The nonprofit, nonpartisan Sunlight Foundation promotes greater government openness and transparency through the Internet, and provides new tools and resources for both media, such as the NPR StateImpact Project, and citizens. The Open States project has taken four years to create.
“If you’re interested in your state lawmaker, you’ll be able to get notifications for their actions, a map of their district, voting records, committee assignments, campaign finance records from Influence Explorer, local news articles and contact information,” the organization writes in its blog describing the project. “If you’re curious about a particular piece of legislation, Open States allows you to check on its status, find the sponsors, break down votes, view bill text and all supporting documents.” The system also enables users to search for various categories of legislation across state lines, and will be updated over time.

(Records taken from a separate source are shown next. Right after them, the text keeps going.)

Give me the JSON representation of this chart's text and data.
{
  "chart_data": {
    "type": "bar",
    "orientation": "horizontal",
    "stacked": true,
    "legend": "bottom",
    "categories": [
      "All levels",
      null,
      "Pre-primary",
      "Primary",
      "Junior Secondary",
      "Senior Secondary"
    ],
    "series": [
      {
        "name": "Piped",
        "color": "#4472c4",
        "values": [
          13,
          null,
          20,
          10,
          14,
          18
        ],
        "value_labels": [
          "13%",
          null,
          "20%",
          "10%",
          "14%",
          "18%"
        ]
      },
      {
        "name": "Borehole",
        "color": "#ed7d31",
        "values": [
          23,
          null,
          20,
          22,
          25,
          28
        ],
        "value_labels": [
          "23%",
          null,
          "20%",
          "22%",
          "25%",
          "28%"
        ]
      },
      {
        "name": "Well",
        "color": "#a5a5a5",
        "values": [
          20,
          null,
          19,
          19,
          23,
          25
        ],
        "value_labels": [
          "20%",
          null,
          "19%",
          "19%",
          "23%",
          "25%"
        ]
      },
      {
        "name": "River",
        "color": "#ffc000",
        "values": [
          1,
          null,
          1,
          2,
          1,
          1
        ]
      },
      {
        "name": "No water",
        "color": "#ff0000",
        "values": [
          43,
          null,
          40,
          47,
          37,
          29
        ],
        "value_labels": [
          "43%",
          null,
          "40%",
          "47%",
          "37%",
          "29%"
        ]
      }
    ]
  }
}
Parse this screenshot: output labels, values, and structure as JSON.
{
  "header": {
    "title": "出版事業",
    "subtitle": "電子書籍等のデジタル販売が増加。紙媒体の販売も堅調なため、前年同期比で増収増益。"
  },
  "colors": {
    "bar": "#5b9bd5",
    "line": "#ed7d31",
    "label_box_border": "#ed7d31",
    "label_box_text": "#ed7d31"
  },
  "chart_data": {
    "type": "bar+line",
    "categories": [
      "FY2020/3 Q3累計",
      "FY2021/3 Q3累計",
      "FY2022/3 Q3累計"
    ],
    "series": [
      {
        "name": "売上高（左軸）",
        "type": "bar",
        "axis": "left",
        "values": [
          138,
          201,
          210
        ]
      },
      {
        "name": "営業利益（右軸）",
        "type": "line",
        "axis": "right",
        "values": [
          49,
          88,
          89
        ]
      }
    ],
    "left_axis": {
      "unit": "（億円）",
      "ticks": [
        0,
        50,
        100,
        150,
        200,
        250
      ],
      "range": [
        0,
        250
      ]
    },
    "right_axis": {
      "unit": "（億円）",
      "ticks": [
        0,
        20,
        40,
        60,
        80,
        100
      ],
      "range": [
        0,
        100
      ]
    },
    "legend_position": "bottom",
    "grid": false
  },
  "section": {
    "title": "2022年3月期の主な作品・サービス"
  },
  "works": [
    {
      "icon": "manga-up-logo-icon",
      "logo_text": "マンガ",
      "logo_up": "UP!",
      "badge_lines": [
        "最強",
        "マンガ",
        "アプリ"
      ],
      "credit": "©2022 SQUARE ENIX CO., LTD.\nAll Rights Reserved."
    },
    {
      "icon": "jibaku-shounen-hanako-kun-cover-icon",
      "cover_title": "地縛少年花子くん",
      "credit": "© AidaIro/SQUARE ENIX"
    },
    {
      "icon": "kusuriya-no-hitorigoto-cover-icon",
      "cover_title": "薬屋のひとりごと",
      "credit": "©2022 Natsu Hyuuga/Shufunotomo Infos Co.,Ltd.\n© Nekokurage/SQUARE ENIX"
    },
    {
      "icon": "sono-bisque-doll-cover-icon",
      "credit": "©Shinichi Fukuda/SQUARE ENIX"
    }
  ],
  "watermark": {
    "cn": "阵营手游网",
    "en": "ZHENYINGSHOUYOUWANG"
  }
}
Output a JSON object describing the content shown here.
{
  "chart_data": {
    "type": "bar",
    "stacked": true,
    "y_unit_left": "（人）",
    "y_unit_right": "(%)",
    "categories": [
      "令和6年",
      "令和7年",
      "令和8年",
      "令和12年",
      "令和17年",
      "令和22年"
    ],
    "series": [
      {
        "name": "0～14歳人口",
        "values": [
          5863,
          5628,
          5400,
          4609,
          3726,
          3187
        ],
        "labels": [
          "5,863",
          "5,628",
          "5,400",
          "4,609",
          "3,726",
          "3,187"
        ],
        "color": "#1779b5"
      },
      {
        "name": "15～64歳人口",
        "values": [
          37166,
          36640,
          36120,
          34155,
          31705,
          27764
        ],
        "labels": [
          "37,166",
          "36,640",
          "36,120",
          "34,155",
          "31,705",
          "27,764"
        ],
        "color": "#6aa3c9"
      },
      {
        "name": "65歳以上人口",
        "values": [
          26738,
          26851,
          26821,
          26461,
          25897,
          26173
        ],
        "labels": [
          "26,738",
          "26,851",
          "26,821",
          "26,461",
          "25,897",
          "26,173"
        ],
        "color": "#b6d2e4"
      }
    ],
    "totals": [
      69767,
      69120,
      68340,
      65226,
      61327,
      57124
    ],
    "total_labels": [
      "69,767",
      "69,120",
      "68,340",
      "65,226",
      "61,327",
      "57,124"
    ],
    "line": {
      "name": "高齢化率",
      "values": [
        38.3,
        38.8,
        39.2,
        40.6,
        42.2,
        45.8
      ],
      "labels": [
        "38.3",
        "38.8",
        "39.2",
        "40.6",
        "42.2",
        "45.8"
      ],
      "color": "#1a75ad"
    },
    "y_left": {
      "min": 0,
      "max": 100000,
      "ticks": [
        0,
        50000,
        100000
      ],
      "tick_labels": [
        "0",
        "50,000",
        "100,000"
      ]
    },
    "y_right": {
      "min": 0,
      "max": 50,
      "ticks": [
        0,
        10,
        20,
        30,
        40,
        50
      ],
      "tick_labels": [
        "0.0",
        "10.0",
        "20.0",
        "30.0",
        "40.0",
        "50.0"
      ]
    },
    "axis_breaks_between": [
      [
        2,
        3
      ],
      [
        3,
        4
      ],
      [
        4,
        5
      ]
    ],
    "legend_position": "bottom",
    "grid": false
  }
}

What was particularly a challenge was obtaining all the information from the various state websites, where it’s located in different formats, and putting it all in a standard format, the organization writes. It is scheduled to hold a free training webinar on Friday, February 22 from 1 to 2 pm EST on how to use the site.
Open States also has a companion iPhone and iPad app to browse the data remotely. In addition, the data is available through an API or by bulk download, while the code is open sourced and available on GitHub.
Sunshine Week, scheduled for March 10-16, is a national initiative to promote a dialogue about the importance of open government and freedom of information. Sponsored by the American Society of Newspaper Editors and the Reporters Committee for the Freedom of the Press, participants include news media, civic groups, libraries, nonprofits, schools and others interested in the public’s right to know.